Cette détestation pour l’actuel hôte de l’Elysée, Jacques Dupuydauby dit l’éprouver depuis leur première rencontre, voilà près de trente ans, au cours de laquelle il aurait donc vu le « vrai » Sarkozy, en étant témoin – et acteur – d’une scène compromettante. Un scène qu’il n’a jamais rapportée jusqu’alors, et dont aucun témoin ne peut confirmer la véracité. Mais Dupuydauby assure que tous les détails sont restés gravés dans sa mémoire. Comme pour marquer la solennité du moment, l’homme d’affaire écrase son cigare dans un cendrier et s’avance sur le bord du fauteuil en cuir. A propos de Nicolas Sarkozy, il dit, en préambule : « c’est un homme qui n’oublie rien. Mais moi non plus. »
Puis il déballe ses souvenirs.
« Ma première rencontre avec cet individu remonte à 1983, peu après son élection surprise à la mairie de Neuilly-sur-Seine. » A cette époque, Dupuydauby était vice-président de la SCAC, un groupe de fret dont le siège était situé à Puteaux, dans la circonscription législative de Neuilly-sur-Seine (Hauts-de-Seine). « Un jour, une secrétaire me téléphone pour me dire que M. le maire souhaite me rencontrer. J’ai dit OK, je n’avais aucune raison de refuser. » L’homme d’affaire dit avoir proposé au jeune maire de Neuilly de venir déjeuner au siège de l’entreprise, dans la salle à manger de la direction. Nicolas Sarkozy, alors âgé de 28 ans, accepte l’invitation. « Le jour dit, il se présente et, là, d’emblée, le contact n’est pas passé entre nous. Mais bon, on a quand même déjeuné ensemble. Au début du repas, j’ai tenté de lui parler des choses qui me passionnent : le gaullisme bien sûr, la situation économique. Mais j’ai vite renoncé, j’ai bien vu qu’il n’en avait rien à faire. "Je ne suis pas venu pour ça", m’a-t-il dit. En fait, il voulait parler argent. Il m’a d’entrée entrepris sur la prochaine élection législative, avec une obsession : comment la financer. Il voulait savoir si j’étais prêt à payer ».

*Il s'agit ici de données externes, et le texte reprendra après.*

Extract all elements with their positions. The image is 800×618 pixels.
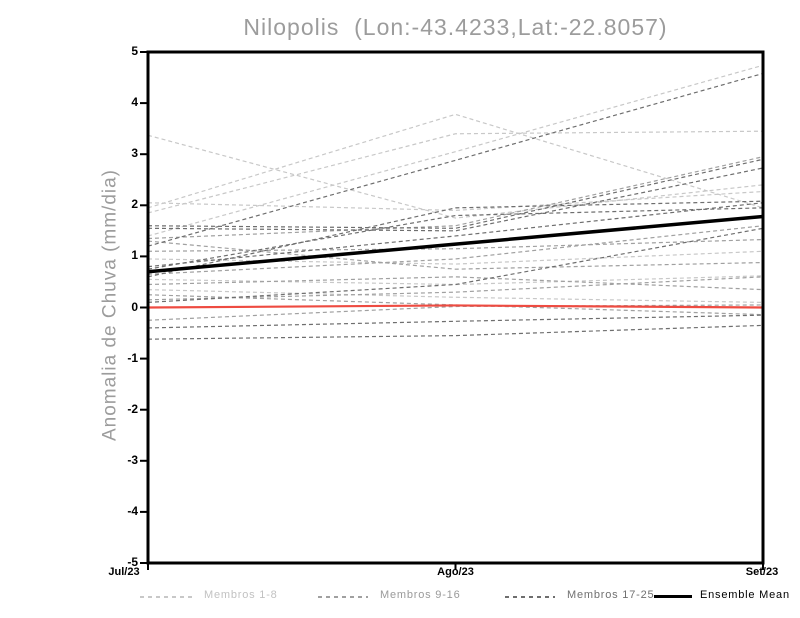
member-line-g2-7: [147, 314, 764, 329]
member-line-g2-0: [147, 72, 764, 247]
legend-label: Ensemble Mean: [700, 589, 790, 601]
member-line-g0-5: [147, 250, 764, 265]
member-line-g2-6: [147, 227, 764, 303]
y-tick-label: -3: [127, 452, 138, 467]
y-tick-label: 2: [131, 197, 138, 212]
y-tick-label: 1: [131, 248, 138, 263]
y-tick-label: 4: [131, 95, 138, 110]
member-line-g1-5: [147, 294, 764, 316]
member-line-g2-3: [147, 202, 764, 268]
member-line-g0-1: [147, 130, 764, 214]
dashed-line-sample: [140, 596, 192, 598]
x-tick-label: Jul/23: [108, 566, 140, 578]
zero-reference-line: [147, 304, 764, 309]
y-tick-label: 3: [131, 146, 138, 161]
chart-title: Nilopolis (Lon:-43.4233,Lat:-22.8057): [243, 14, 668, 40]
y-tick-label: 5: [131, 44, 138, 58]
member-line-g0-4: [147, 190, 764, 212]
y-tick-label: -1: [127, 350, 138, 365]
member-line-g1-6: [147, 304, 764, 321]
x-tick-label: Set/23: [745, 566, 779, 578]
member-line-g1-3: [147, 225, 764, 275]
member-line-g0-2: [147, 113, 764, 209]
y-tick-label: 0: [131, 299, 138, 314]
dashed-line-sample: [505, 596, 555, 598]
x-tick-label: Ago/23: [437, 566, 474, 578]
y-tick-label: -4: [127, 503, 138, 518]
solid-line-sample: [654, 595, 692, 598]
member-line-g0-6: [147, 289, 764, 303]
y-tick-label: -2: [127, 401, 138, 416]
member-line-g1-4: [147, 276, 764, 291]
y-tick-label: -5: [127, 555, 138, 569]
legend-label: Membros 17-25: [567, 589, 655, 601]
member-line-g2-5: [147, 200, 764, 278]
member-line-g1-7: [147, 276, 764, 301]
member-line-g1-2: [147, 238, 764, 252]
member-line-g0-7: [147, 275, 764, 286]
member-line-g2-8: [147, 324, 764, 340]
member-line-g0-3: [147, 64, 764, 237]
legend-label: Membros 9-16: [380, 589, 461, 601]
ensemble-mean-line: [147, 214, 764, 274]
member-line-g0-0: [147, 134, 764, 219]
member-line-g1-1: [147, 240, 764, 270]
dashed-line-sample: [318, 596, 368, 598]
legend-label: Membros 1-8: [204, 589, 278, 601]
legend: Membros 1-8 Membros 9-16 Membros 17-25 E…: [0, 589, 800, 609]
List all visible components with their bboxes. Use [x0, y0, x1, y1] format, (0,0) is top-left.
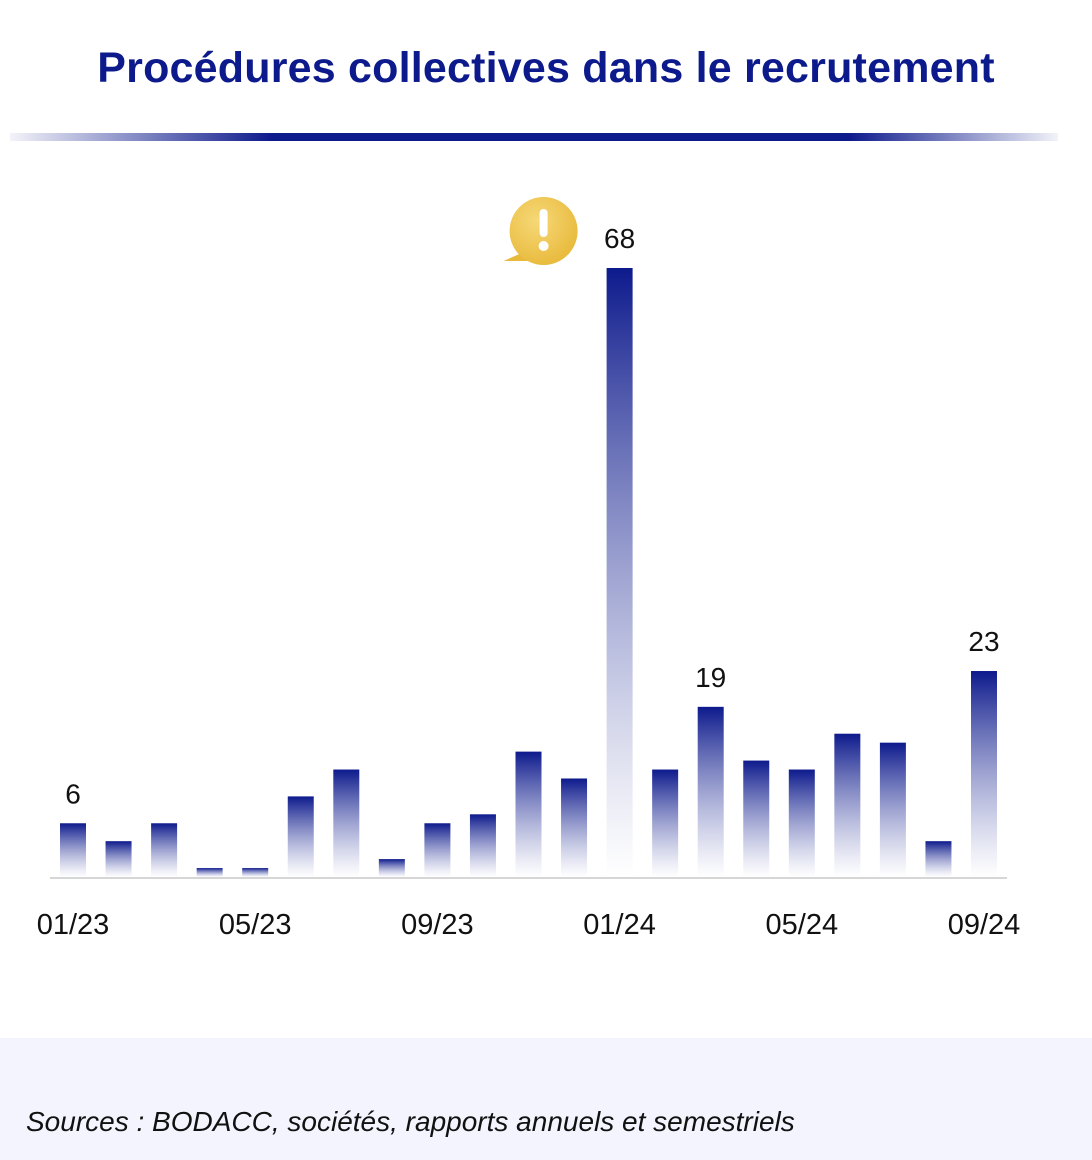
bar-10-23 — [469, 814, 496, 877]
data-label-01-23: 6 — [65, 778, 81, 809]
bar-01-24 — [606, 268, 633, 877]
bar-04-23 — [196, 868, 223, 877]
x-tick-label-09-24: 09/24 — [948, 909, 1021, 941]
bar-06-23 — [287, 796, 314, 877]
bar-05-23 — [242, 868, 269, 877]
bar-06-24 — [834, 733, 861, 877]
bar-04-24 — [743, 760, 770, 877]
bar-08-23 — [378, 859, 405, 877]
x-tick-label-09-23: 09/23 — [401, 909, 474, 941]
bar-03-23 — [151, 823, 178, 877]
bar-11-23 — [515, 751, 542, 877]
bar-08-24 — [925, 841, 952, 877]
bar-09-24 — [971, 671, 997, 877]
source-note: Sources : BODACC, sociétés, rapports ann… — [26, 1106, 795, 1137]
x-tick-label-01-24: 01/24 — [583, 909, 656, 941]
bar-01-23 — [60, 823, 86, 877]
bar-02-23 — [105, 841, 132, 877]
chart-title: Procédures collectives dans le recruteme… — [97, 44, 995, 92]
x-tick-label-01-23: 01/23 — [37, 909, 110, 941]
bar-12-23 — [561, 778, 588, 877]
x-tick-label-05-23: 05/23 — [219, 909, 292, 941]
footer-band — [0, 1038, 1092, 1160]
bar-07-23 — [333, 769, 360, 877]
bar-05-24 — [788, 769, 815, 877]
data-label-01-24: 68 — [604, 223, 635, 254]
bar-02-24 — [652, 769, 679, 877]
title-divider — [10, 133, 1058, 141]
data-label-09-24: 23 — [968, 626, 999, 657]
bar-03-24 — [697, 706, 724, 877]
bar-07-24 — [879, 742, 906, 877]
exclamation-speech-bubble-icon — [503, 197, 578, 265]
bar-chart: 6 68 19 23 01/23 05/23 09/23 01/24 05/24 09/24 — [37, 197, 1021, 941]
bar-09-23 — [424, 823, 451, 877]
x-tick-label-05-24: 05/24 — [766, 909, 839, 941]
data-label-03-24: 19 — [695, 662, 726, 693]
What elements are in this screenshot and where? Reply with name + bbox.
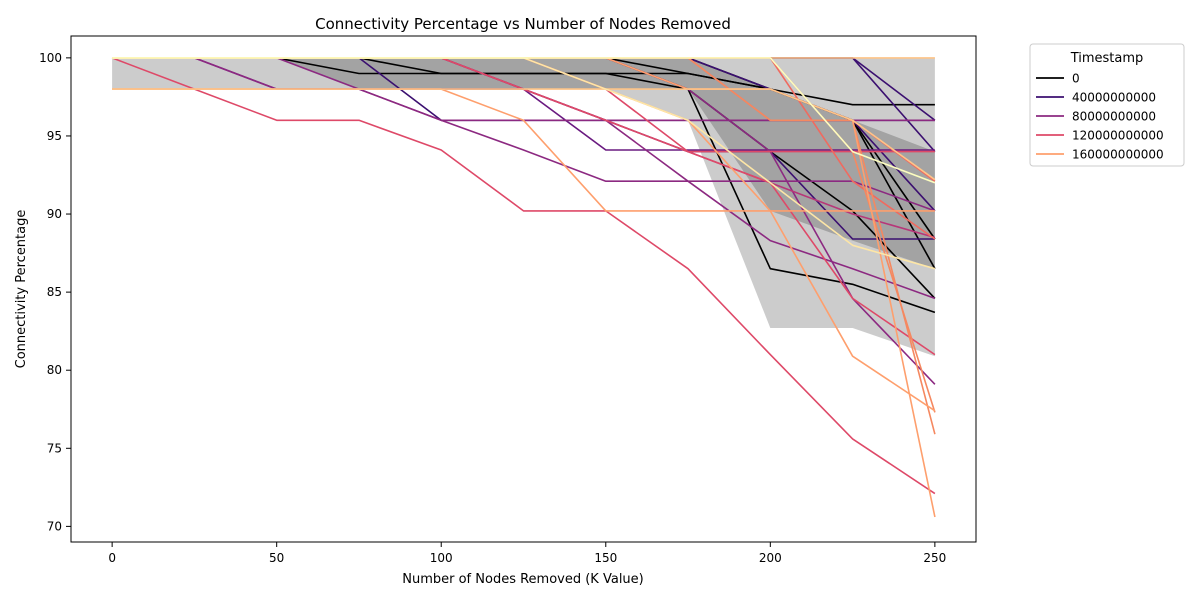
confidence-band-1 <box>112 57 935 269</box>
legend-entry-label: 120000000000 <box>1072 129 1164 143</box>
confidence-band-0 <box>112 57 935 357</box>
x-tick-label: 0 <box>108 551 116 565</box>
y-axis-label: Connectivity Percentage <box>14 210 29 369</box>
confidence-bands <box>112 57 935 357</box>
y-tick-label: 70 <box>47 519 62 533</box>
legend-entry-label: 160000000000 <box>1072 148 1164 162</box>
legend-box <box>1029 43 1185 167</box>
x-tick-label: 100 <box>430 551 453 565</box>
series-line-16 <box>111 57 936 495</box>
y-tick-label: 75 <box>47 441 62 455</box>
x-tick-label: 250 <box>923 551 946 565</box>
y-tick-label: 90 <box>47 207 62 221</box>
series-line-26 <box>112 88 936 181</box>
x-tick-label: 200 <box>759 551 782 565</box>
y-axis-ticks: 70 75 80 85 90 95 100 <box>39 51 71 533</box>
legend-entries: 0 40000000000 80000000000 120000000000 16000… <box>1036 72 1164 162</box>
legend: Timestamp 0 40000000000 80000000000 1200000… <box>1029 43 1185 167</box>
legend-entry-label: 0 <box>1072 72 1080 86</box>
x-tick-label: 50 <box>269 551 284 565</box>
chart-title: Connectivity Percentage vs Number of Nod… <box>315 15 731 33</box>
y-tick-label: 80 <box>47 363 62 377</box>
y-tick-label: 100 <box>39 51 62 65</box>
y-tick-label: 85 <box>47 285 62 299</box>
series-lines <box>111 57 936 518</box>
y-tick-label: 95 <box>47 129 62 143</box>
x-tick-label: 150 <box>594 551 617 565</box>
legend-entry-label: 80000000000 <box>1072 110 1156 124</box>
x-axis-ticks: 0 50 100 150 200 250 <box>108 542 946 565</box>
plot-frame <box>70 35 977 543</box>
legend-entry-label: 40000000000 <box>1072 91 1156 105</box>
legend-title: Timestamp <box>1070 51 1144 66</box>
x-axis-label: Number of Nodes Removed (K Value) <box>402 572 644 587</box>
series-line-29 <box>112 57 936 184</box>
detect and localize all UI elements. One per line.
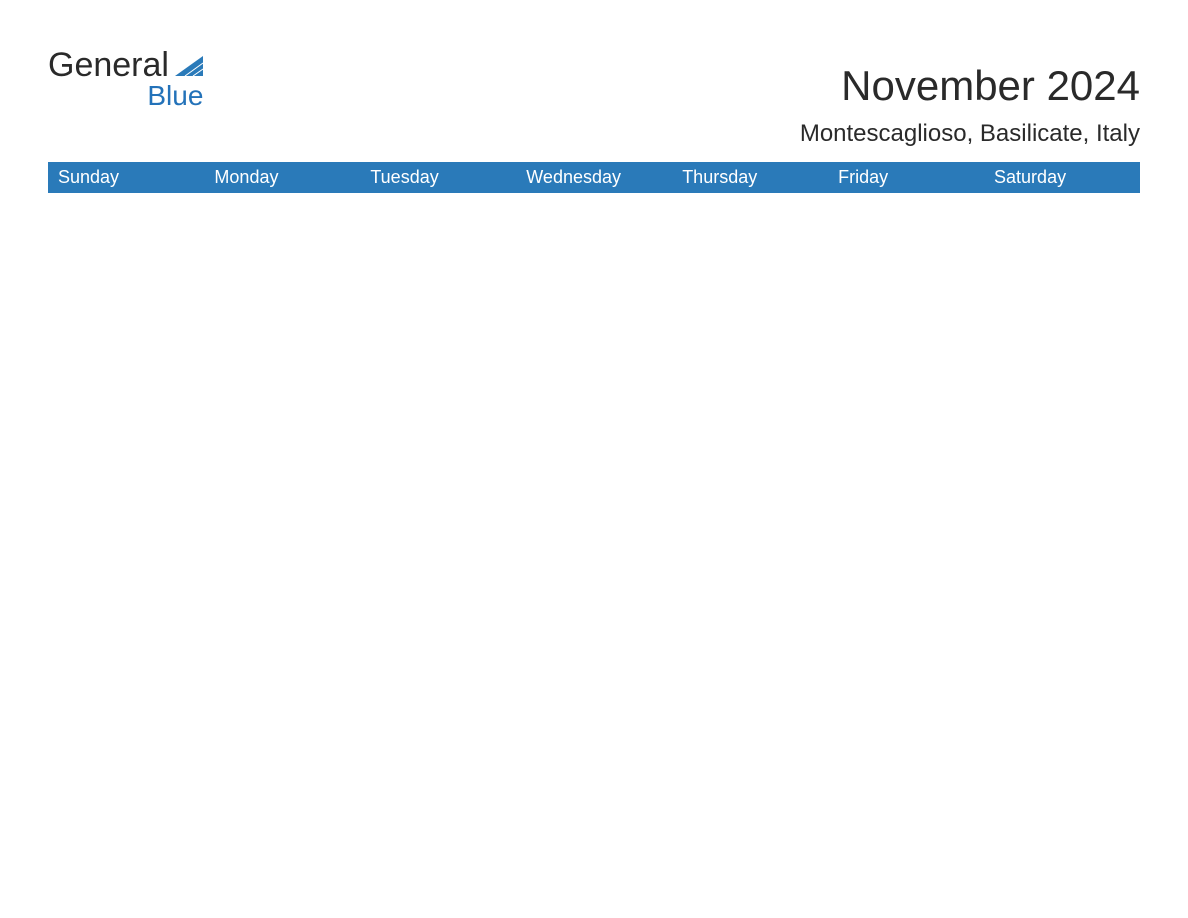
weekday-header: Saturday bbox=[984, 162, 1140, 193]
location-line: Montescaglioso, Basilicate, Italy bbox=[48, 120, 1140, 148]
title-block: November 2024 bbox=[841, 62, 1140, 110]
weekday-header-row: SundayMondayTuesdayWednesdayThursdayFrid… bbox=[48, 162, 1140, 193]
weekday-header: Friday bbox=[828, 162, 984, 193]
logo-word-general: General bbox=[48, 48, 169, 82]
calendar-page: General Blue November 2024 Montescaglios… bbox=[0, 0, 1188, 233]
month-title: November 2024 bbox=[841, 62, 1140, 110]
logo-triangle-icon bbox=[175, 56, 203, 80]
calendar-table: SundayMondayTuesdayWednesdayThursdayFrid… bbox=[48, 162, 1140, 193]
weekday-header: Sunday bbox=[48, 162, 204, 193]
weekday-header: Tuesday bbox=[360, 162, 516, 193]
weekday-header: Monday bbox=[204, 162, 360, 193]
weekday-header: Thursday bbox=[672, 162, 828, 193]
header-row: General Blue November 2024 bbox=[48, 48, 1140, 110]
logo-word-blue: Blue bbox=[48, 82, 203, 110]
weekday-header: Wednesday bbox=[516, 162, 672, 193]
logo: General Blue bbox=[48, 48, 203, 110]
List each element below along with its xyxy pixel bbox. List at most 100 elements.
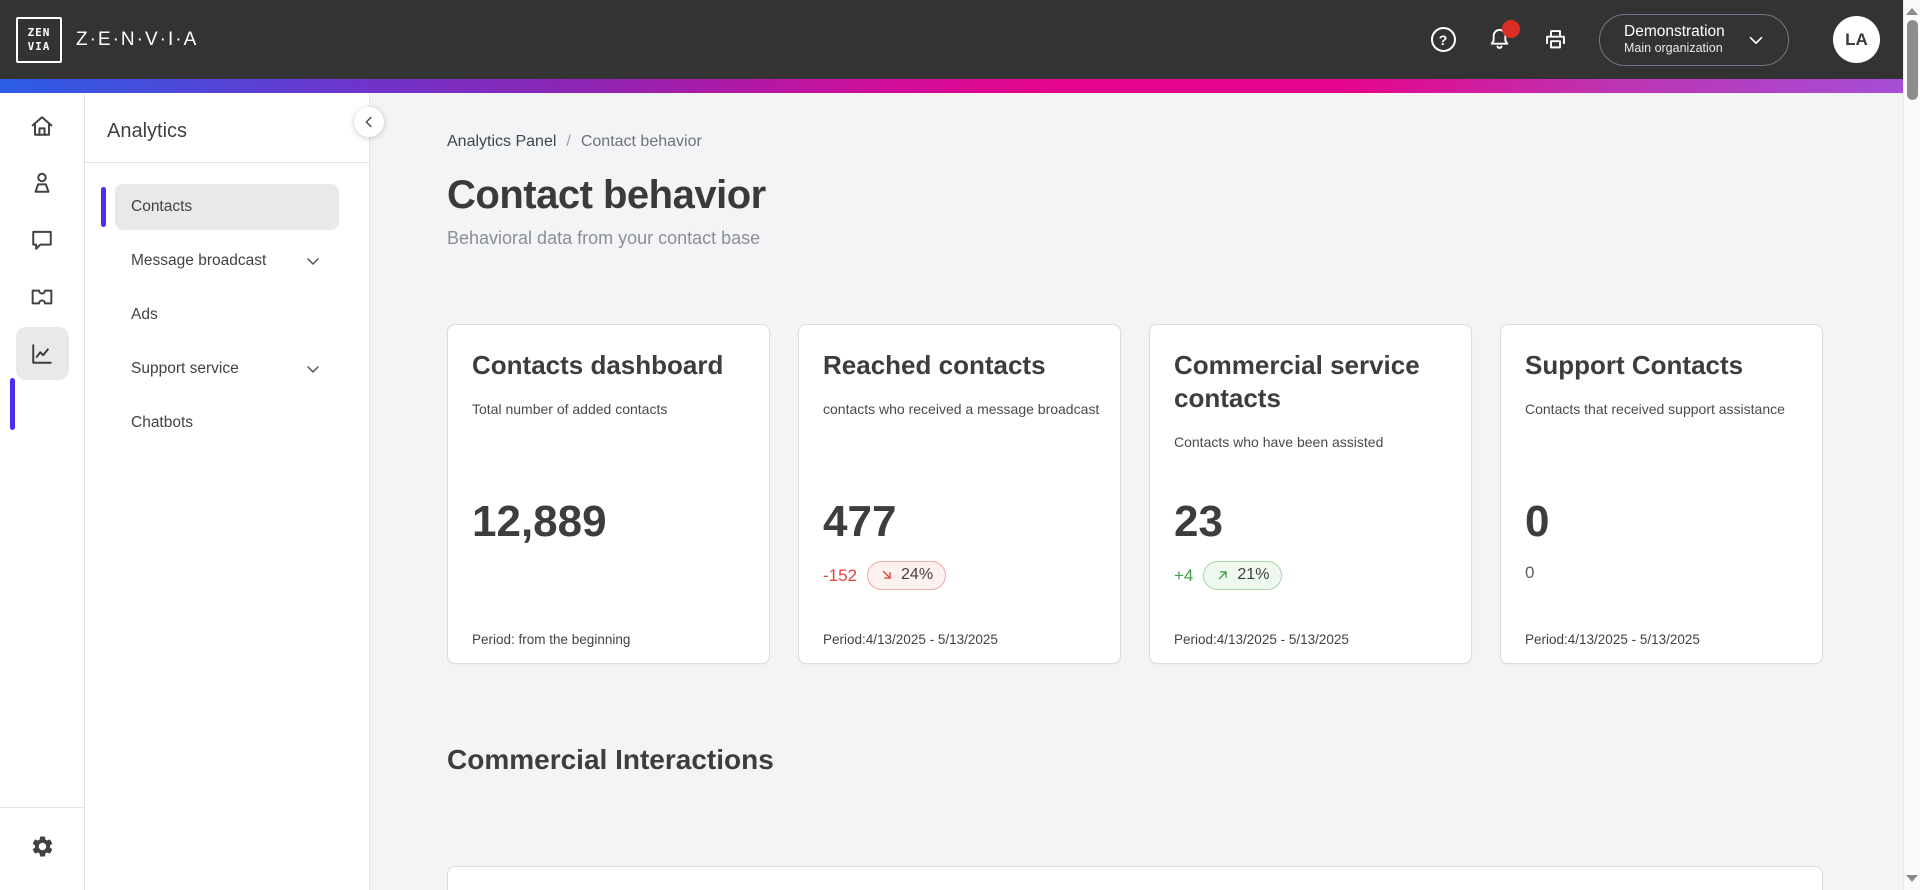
chevron-left-icon bbox=[365, 116, 372, 128]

A cette époque, le financement de la vie politique n’était pas encadré. L’opacité était de mise, on flirtait avec la légalité à tout instant. « Je lui ai répondu que, pour moi, ce n’était pas un problème de personnes, que je soutiendrai le candidat ou la candidate gaulliste. Et je lui ai rappelé que la candidate sortante, Florence d’Harcourt, risquait d’être réinvestie. » Florence d’Harcourt fut effectivement réélue en 1986, mais céda sa circonscription à Nicolas Sarkozy lors des législatives en 1988. Il affirme : « Quand j’ai prononcé son nom, Sarkozy a lâché "Ah, cette conne…" C’est alors que qu’il a enchaîné avec cette phrase : "Maintenant, parlons de la suite de ma carrière." Et là, il a commencé à me décrire, avec un aplomb invraisemblable pour un type de son âge, ce qu’il pensait que serait son parcours politique. Il m’a dit qu’une fois élu député, il serait secrétaire d’Etat, puis ministre. Ensuite, bien sûr, il viserait Matignon. Et enfin, pourquoi pas l’Elysée ! Je n’en revenais pas, j’étais soufflé. »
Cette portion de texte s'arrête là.